Doğu ve Güneydoğu’da işsizlik sorununu yaşanan illerin başında Siirt’in geldiğini vurgulayan Ramanlı, “Bunu bir nebze olsun aşmak için Türkiye-Katar iş birliği ile geçmişte Siirt’te Organize Sanayi Bölgesi’nde bir metal çinko külçe üretecek bir tesisin açılacağı ifade edilmişti. Buna yönelik adımlar da atılmıştı aslında ama her nedense ham madde tedarikçisiyle işletme arasında var olan sıkıntılar yıllardır çözülemiyor. Bunun çözme kavuşturulması binlerce işçiye doğrudan ve dolaylı bir imkân sağlayacaktı. Ama bunun hayata geçirilmemiş olması hem bölgesel anlamdaki işsizliğin giderilmesini temin etmemiş hem de bölgenin kalkınması için atılabilecek bir adımın da sekteye uğratılması sonucunu doğurmuştur. Buradan yetkililere çağrımız Siirt’te yapılması planlanan ve bir ölçüde başlanan ancak bir türlü faaliyete geçirilemeyen bu tesisin bir an önce hayata geçirilmesidir.” diye belirtti.
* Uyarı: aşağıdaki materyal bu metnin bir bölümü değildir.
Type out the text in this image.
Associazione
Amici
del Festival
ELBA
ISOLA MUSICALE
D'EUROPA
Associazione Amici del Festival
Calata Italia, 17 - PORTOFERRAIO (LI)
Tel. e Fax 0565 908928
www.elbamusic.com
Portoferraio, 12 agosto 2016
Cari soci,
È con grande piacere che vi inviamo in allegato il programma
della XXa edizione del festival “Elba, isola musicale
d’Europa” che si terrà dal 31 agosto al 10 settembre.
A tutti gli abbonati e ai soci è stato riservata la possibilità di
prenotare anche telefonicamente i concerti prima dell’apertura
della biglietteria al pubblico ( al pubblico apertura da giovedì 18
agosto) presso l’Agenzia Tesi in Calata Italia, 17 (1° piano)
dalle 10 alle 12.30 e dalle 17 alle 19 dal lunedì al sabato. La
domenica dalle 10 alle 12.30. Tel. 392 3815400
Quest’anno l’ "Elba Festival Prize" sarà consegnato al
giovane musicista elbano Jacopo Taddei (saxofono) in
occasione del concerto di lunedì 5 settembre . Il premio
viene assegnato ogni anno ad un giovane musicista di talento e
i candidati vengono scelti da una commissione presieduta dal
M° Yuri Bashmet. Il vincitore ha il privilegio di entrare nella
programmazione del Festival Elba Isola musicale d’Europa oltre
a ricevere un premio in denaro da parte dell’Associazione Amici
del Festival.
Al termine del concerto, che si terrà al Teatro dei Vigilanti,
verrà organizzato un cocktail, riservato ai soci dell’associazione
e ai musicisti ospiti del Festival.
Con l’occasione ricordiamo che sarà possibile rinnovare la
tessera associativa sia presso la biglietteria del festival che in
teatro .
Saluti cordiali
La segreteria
Açıklamalarının ardından basın mensuplarının sorularını yanıtlayan Ramanlı, Şeyh Said’e yönelik son zamanlarda yapılan hakaretlerin hatırlatılması üzerine şu yanıtı verdi: “Öncelikle şunu ifade etmek lazım: Şeyh Said, bir İslam kahramandır. Bizler tarihe, tarihi şahsiyetlere ve olaylara bakarken oradan ibret almak için, yanlışların tekrarlanmaması için ve doğrularda buluşmak için bakarız. O şekilde okur ve tanırız. Geçmişte bu ülkede çok acılar yaşandı, çok sıkıntılar çekildi. Ama bugün o tarihi olaylardan ders çıkarmak yerine, bu tarihi olaylar bir daha yaşanmasın, kardeşliğimiz pekişsin, birliğimiz daim olsun ve toplumsal barışı tesis edelim demek yerine o eski defterleri karıştırmak ve toplumun değerlerine hakaret ederek siyasi bir rant devirmeye çalışmak siyasetin büyük bir ayıbıdır. Şeyh Said Efendi ile ilgili yakıştırılan o sıfatlar da ben ve benim gibi düşünen milyonlarca insan tarafından Şeyh Said Efendiyi asanlar hakkında düşünülüyor. Üstelik aynı gerekçelerle. Ben sadece o ileri sürülen yakıştırma ve hakaretlerden ikisine değinmek istiyorum. Şeyh Said Efendinin İngiliz ajanlığı ya da İngilizlerle iş birliği yaptığı söylemi üzerinden bir iftira yürütülüyor. Elbette siyasal bilinci inkılap tarihi kitaplarından ibaret olanlar benim bu söylediklerime çok bir anlam veremeyebilirler ama sadece Şeyh Said Efendi’nin fotoğraflarıyla onu asan o İstiklal Mahkemesi ekibinin fotoğraflarını gördüğünüzde kimin İngilizlere benzediğini kimin İngilizlerden ayırt edilemediğini görmek gayet mümkün. İkinci husus; elbette biz soyla sopla uğraşan bir siyasi hareket değiliz. Ama Şeyh Said Efendi’nin de Peygamber Efendimiz Hazreti Muhammed aleyhissalatuvesselamın soyundan olduğunu ve o soyun sadece bizlerin bu dönemdeki milletvekillerinin değil bu Meclis’e gelmiş geçmiş bütün milletvekillerinin soyundan daha değerli olduğu, o asaletin zekatının bile gelmiş geçmiş bütün milletvekillerine yeter ve artar olduğunu buradan ifade etmek istiyorum. Nihayetinde Bizler bu ülkede yaşayan birinci sınıf vatandaşlarız. Kürt’ü, Türk’ü, Laz’ı, Çerkez’i, Sünnisi, Alevisi, Müslimi, gayrimüslimi bütün vatandaşlar bir ve eşittir. Temel hak ve hürriyetlerden herkes gibi eşit şekilde istifade etme hakkına sahiptir. Bizim geleceğimizi adalet ve kardeşlik temelinde inşa etme sorumluluğumuz var. Bu sorumluluğumuzun gereğini yerine getiririz ama bunu yaparken ne biz ne de başkası toplumun değerlerine hakaret etsin istemeyiz.”